Fulk estimated that the levee is 15 feet off the ground and holds back a 100- to 300- foot wide section of the Missouri River.
“If you’re behind a smaller levee and it breaks, a lot of times you don’t get that radical height, but this is holding so much (water) back that if it goes… I figure if this levee breaks, my house will be in St. Louis,” he said.
Fulk expressed optimism in light of the current situation, though, comparing it to the flooding event in 1993 during which, he said, they’d had to contend with around 15 inches of rainwater that fell in about 10 days.
“Well now, you talk about a world changer!” he said. “So if we stay away from anything that is really out of the ordinary, I think we’ve got a shot here of holding this water. This is a pretty substantial levee.”

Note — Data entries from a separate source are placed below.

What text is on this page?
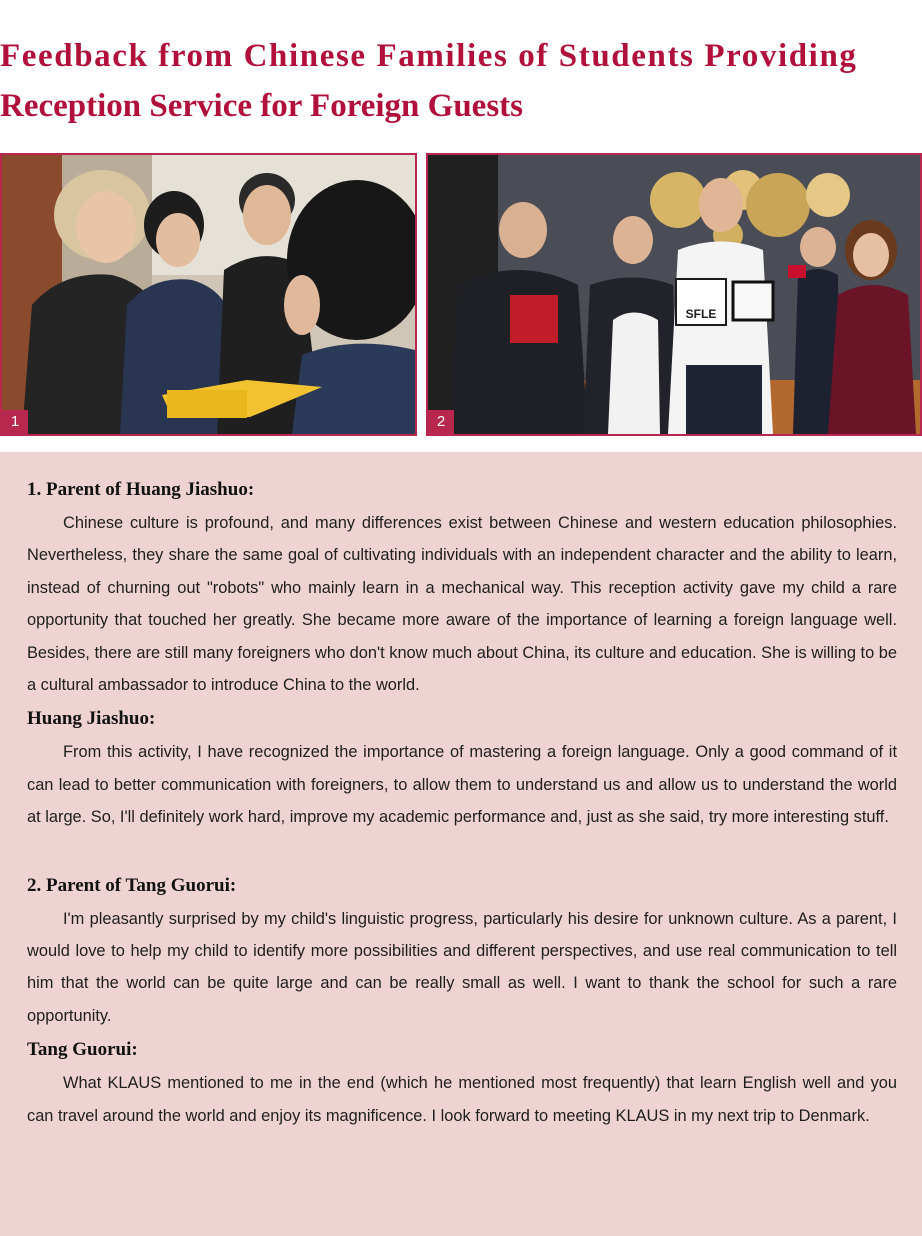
Feedback from Chinese Families of Students Providing
Reception Service for Foreign Guests
1
SFLE
2
1. Parent of Huang Jiashuo:

Chinese culture is profound, and many differences exist between Chinese and western education philosophies. Nevertheless, they share the same goal of cultivating individuals with an independent character and the ability to learn, instead of churning out "robots" who mainly learn in a mechanical way. This reception activity gave my child a rare opportunity that touched her greatly. She became more aware of the importance of learning a foreign language well. Besides, there are still many foreigners who don't know much about China, its culture and education. She is willing to be a cultural ambassador to introduce China to the world.

Huang Jiashuo:

From this activity, I have recognized the importance of mastering a foreign language. Only a good command of it can lead to better communication with foreigners, to allow them to understand us and allow us to understand the world at large. So, I'll definitely work hard, improve my academic performance and, just as she said, try more interesting stuff.

2. Parent of Tang Guorui:

I'm pleasantly surprised by my child's linguistic progress, particularly his desire for unknown culture. As a parent, I would love to help my child to identify more possibilities and different perspectives, and use real communication to tell him that the world can be quite large and can be really small as well. I want to thank the school for such a rare opportunity.

Tang Guorui:

What KLAUS mentioned to me in the end (which he mentioned most frequently) that learn English well and you can travel around the world and enjoy its magnificence. I look forward to meeting KLAUS in my next trip to Denmark.
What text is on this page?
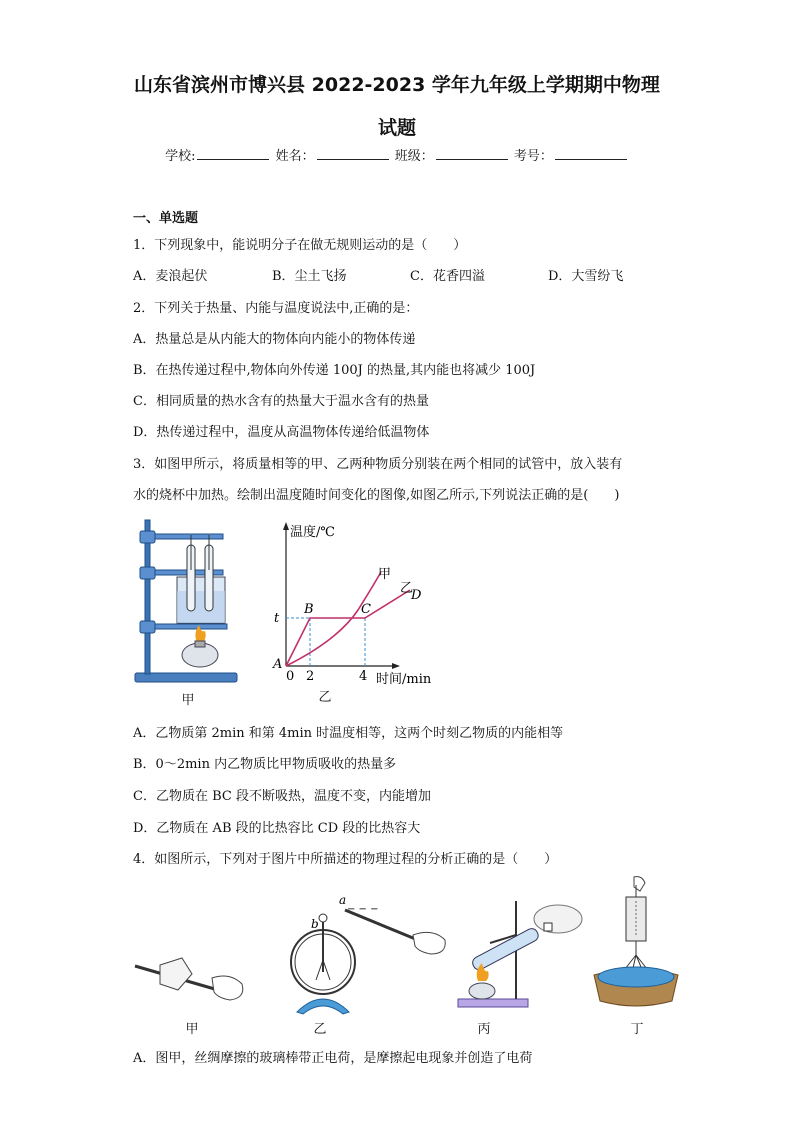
山东省滨州市博兴县 2022-2023 学年九年级上学期期中物理
试题
学校:	姓名：	班级：	考号：
一、单选题
1．下列现象中，能说明分子在做无规则运动的是（　　）
A．麦浪起伏	B．尘土飞扬	C．花香四溢	D．大雪纷飞
2．下列关于热量、内能与温度说法中,正确的是：
A．热量总是从内能大的物体向内能小的物体传递
B．在热传递过程中,物体向外传递 100J 的热量,其内能也将减少 100J
C．相同质量的热水含有的热量大于温水含有的热量
D．热传递过程中，温度从高温物体传递给低温物体
3．如图甲所示，将质量相等的甲、乙两种物质分别装在两个相同的试管中，放入装有
水的烧杯中加热。绘制出温度随时间变化的图像,如图乙所示,下列说法正确的是(　　)
甲
温度/℃
时间/min
0 2	4
t
A
B	C
D
甲
乙
乙
A．乙物质第 2min 和第 4min 时温度相等，这两个时刻乙物质的内能相等
B．0～2min 内乙物质比甲物质吸收的热量多
C．乙物质在 BC 段不断吸热，温度不变，内能增加
D．乙物质在 AB 段的比热容比 CD 段的比热容大
4．如图所示，下列对于图片中所描述的物理过程的分析正确的是（　　）
甲
b
a
− − −
乙	丙	丁
A．图甲，丝绸摩擦的玻璃棒带正电荷，是摩擦起电现象并创造了电荷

After providing support services during the sandbagging in Parkville earlier this month, the Platte County Health Department is again actively on-site for the operations now underway in the Farley-Beverly district.
“This is an opportunity to get out in the community and serve our community in a whole new way than the traditional expectations of public health,” said director Mary Jo Vernon. “We just look at it as our contribution.”
Vernon said that the health department has set up its emergency response trailer at the site and is checking in and putting name badges on volunteers.
The health department is also offering free tetanus vaccinations to anyone involved in the flood effort, Vernon said, not to protect from the sandbagging but from the floodwaters. Tetanus, she said, can be contracted from any kind of rusty metal and focusing on sandbagging volunteers gives the health department “something of a captive audience.”
“One in five people who are diagnosed with tetanus die,” she said. “There’s a 20% mortality rate.”
The health department is also encouraging volunteers to stay hydrated and take a break every 30 minutes and is monitoring food donations in an effort to protect volunteers from getting food poisoning from eating foods that have been in the sun too long.
“We don’t want anyone getting sick with food poisoning while they’re out there trying to take care of their community,” said Vernon.
Vernon requested that residents in the community remain on the lookout for volunteer opportunities and said that the Platte County Health Department will be posting regular updates to its Web site at www.plattecountyhealthdept.com.